As an example, given the full URL http://wwwdev.ebi.ac.uk/huber-srv/cpipilot/repository/phenotypeGeneLinkage/89/8496, the repository URL extension to the site URL would include the URL patterns of the repository application and the additional phenotypeGeneLinkage/89/8496 URL extension would be matched with the last pattern in the code shown above. The 89 would be extracted and supply the first parameter of the views.phenotypeGeneLinkage function which is phenotypeID and the 8496 would be extracted and supply the second parameter for the views.phenotypeGeneLinkage function which is geneID. The views.phenotypeGeneLinkage can then use these IDs to find all instances of data that was obtained using a reagent that targets one of the gene’s transcripts and that exhibits the phenotype.
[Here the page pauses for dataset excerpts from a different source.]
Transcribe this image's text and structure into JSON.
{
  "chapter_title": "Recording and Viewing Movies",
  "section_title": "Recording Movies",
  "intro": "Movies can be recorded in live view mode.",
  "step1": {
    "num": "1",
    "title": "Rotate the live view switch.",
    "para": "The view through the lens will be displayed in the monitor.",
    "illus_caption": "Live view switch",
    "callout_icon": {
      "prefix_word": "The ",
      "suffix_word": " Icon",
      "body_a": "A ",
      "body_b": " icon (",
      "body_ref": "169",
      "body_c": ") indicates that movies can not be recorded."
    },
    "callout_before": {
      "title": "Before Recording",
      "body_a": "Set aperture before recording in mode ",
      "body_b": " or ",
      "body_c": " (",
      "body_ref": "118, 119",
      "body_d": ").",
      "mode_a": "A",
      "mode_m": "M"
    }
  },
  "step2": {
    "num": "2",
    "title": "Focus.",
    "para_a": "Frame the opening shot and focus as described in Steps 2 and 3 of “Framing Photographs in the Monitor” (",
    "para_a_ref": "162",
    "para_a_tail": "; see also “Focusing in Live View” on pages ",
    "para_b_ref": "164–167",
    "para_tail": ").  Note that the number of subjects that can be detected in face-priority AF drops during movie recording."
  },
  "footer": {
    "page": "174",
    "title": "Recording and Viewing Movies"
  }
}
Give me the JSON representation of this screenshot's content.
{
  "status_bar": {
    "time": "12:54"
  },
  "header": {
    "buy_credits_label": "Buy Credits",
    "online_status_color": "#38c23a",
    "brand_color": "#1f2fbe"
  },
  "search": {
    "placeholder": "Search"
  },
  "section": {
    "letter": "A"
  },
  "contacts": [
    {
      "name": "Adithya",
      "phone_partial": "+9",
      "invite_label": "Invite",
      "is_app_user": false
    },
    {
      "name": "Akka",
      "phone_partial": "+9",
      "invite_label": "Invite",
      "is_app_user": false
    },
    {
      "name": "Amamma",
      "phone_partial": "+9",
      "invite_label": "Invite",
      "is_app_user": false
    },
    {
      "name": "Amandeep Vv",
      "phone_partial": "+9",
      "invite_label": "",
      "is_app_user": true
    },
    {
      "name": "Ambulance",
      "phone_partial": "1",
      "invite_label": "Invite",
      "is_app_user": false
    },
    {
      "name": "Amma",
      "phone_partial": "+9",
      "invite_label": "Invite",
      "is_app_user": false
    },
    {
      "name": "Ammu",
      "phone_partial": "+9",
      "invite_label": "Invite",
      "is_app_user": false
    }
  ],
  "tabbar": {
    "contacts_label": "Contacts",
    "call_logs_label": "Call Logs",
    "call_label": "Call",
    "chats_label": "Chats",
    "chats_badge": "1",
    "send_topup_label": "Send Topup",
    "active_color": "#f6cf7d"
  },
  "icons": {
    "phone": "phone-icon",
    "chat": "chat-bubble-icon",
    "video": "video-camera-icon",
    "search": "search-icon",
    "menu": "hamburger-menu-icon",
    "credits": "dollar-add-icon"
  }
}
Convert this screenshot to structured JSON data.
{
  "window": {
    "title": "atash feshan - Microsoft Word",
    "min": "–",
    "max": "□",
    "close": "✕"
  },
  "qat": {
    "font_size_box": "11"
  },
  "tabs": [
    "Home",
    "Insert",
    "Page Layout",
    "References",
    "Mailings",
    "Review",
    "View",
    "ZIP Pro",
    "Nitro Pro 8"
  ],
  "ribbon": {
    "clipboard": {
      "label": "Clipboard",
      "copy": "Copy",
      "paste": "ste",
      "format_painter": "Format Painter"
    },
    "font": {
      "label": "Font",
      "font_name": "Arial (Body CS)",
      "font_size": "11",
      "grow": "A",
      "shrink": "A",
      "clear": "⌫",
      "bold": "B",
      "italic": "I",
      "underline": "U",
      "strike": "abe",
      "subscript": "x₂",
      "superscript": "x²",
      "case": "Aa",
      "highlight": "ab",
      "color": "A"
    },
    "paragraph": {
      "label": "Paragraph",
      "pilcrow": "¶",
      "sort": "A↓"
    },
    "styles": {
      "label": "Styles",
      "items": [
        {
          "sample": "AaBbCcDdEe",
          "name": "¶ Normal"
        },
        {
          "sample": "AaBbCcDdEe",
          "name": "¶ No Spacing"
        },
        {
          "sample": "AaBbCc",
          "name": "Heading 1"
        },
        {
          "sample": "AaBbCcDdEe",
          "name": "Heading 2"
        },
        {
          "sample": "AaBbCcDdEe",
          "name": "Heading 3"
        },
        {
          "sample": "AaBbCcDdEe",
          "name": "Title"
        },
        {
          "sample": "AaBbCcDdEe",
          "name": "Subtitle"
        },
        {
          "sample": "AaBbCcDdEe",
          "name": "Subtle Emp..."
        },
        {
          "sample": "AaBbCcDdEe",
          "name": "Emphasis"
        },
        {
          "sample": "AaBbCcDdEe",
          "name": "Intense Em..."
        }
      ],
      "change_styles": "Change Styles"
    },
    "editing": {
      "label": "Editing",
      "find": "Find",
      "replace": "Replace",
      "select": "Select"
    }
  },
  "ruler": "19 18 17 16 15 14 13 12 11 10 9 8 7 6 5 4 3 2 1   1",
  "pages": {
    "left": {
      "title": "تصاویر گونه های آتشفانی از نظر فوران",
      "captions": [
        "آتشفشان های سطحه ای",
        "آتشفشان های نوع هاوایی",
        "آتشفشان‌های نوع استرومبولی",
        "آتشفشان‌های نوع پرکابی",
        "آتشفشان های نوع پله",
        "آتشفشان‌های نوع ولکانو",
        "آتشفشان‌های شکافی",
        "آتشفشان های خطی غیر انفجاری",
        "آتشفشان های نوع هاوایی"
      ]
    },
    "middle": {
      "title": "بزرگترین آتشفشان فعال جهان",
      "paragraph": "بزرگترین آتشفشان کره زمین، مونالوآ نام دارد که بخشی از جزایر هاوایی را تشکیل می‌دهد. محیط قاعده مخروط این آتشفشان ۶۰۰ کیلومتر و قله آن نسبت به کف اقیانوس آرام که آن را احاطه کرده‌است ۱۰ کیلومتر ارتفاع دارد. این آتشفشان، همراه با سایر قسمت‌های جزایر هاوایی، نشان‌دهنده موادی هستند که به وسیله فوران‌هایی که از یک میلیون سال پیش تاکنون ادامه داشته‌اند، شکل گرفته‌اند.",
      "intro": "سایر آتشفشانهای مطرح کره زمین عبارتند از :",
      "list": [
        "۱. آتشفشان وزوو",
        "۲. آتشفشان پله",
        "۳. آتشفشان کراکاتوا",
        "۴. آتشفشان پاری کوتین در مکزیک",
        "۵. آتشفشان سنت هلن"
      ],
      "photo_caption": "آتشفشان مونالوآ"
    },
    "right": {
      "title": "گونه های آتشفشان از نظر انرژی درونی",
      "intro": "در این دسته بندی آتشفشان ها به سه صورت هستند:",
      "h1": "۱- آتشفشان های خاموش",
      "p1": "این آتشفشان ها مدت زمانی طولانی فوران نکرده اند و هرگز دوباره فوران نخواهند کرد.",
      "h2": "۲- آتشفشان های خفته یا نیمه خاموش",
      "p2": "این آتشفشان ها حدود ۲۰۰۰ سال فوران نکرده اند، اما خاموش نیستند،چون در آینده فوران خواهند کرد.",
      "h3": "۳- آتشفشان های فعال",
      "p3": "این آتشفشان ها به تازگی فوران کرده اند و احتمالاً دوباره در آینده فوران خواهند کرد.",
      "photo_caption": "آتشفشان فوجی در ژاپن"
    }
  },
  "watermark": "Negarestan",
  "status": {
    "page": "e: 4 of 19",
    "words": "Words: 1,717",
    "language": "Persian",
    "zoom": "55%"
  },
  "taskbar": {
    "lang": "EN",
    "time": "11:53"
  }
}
Please consult the official documentation on Writing Views for a deeper understanding of this section. The functions defined in views.py represent the logic behind the webpages. The view functions (called through the URL matching) decide which data structures need to be constructed and sent through to the HTML templates. To do this, each view function uses Django’s object relational model (ORM) to query the database picking out what is needed for any particular page.
Please consult the official documentation on the Django admin site for a deeper understanding of this section. The classes defined in admin.py tell Django what attributes are visible and modifiable from the admin site.
The current database schema is shown below:
This schema the model attributes and how these models relate to each other. A line with a single arrow-head indicates a ForeignKey or Many-to-One relationship between two objects. As an example, an imageSet belongs to only one experiment but and experiment can contain multiple imageSets. A line with arrow-heads on each end indicates a ManyToManyField or Many-to-Many relationship between two objects. To give an associated example, a reagent can belong to multiple experiments and and experiment can make use of multiple reagents. In these Many-to-Many relationships a relation or Rel model stores each One-to-One relationship on individual rows. With the exception of RtLink, models of this type are named by indicating the models this model forms a relationship between and putting a Rel between these. This way, data that pertains to each One-to-One relationship can be stored. As an example, the ReagentRelPhenotype model indicates which reagent relates to which phenotype and contains extra data about this relationship such as the reproducibility of the phenotype indicated by the number of phenotype hits over the number of replicates done with this reagent. A more complicated example of extra data about a relationship can be seen in the RtLink model. This model includes information about the relationship between any specific reagent/target relationship and which mapping the reagent/target relationship belongs to. This extra relationship is itself of the Many-to-Many form.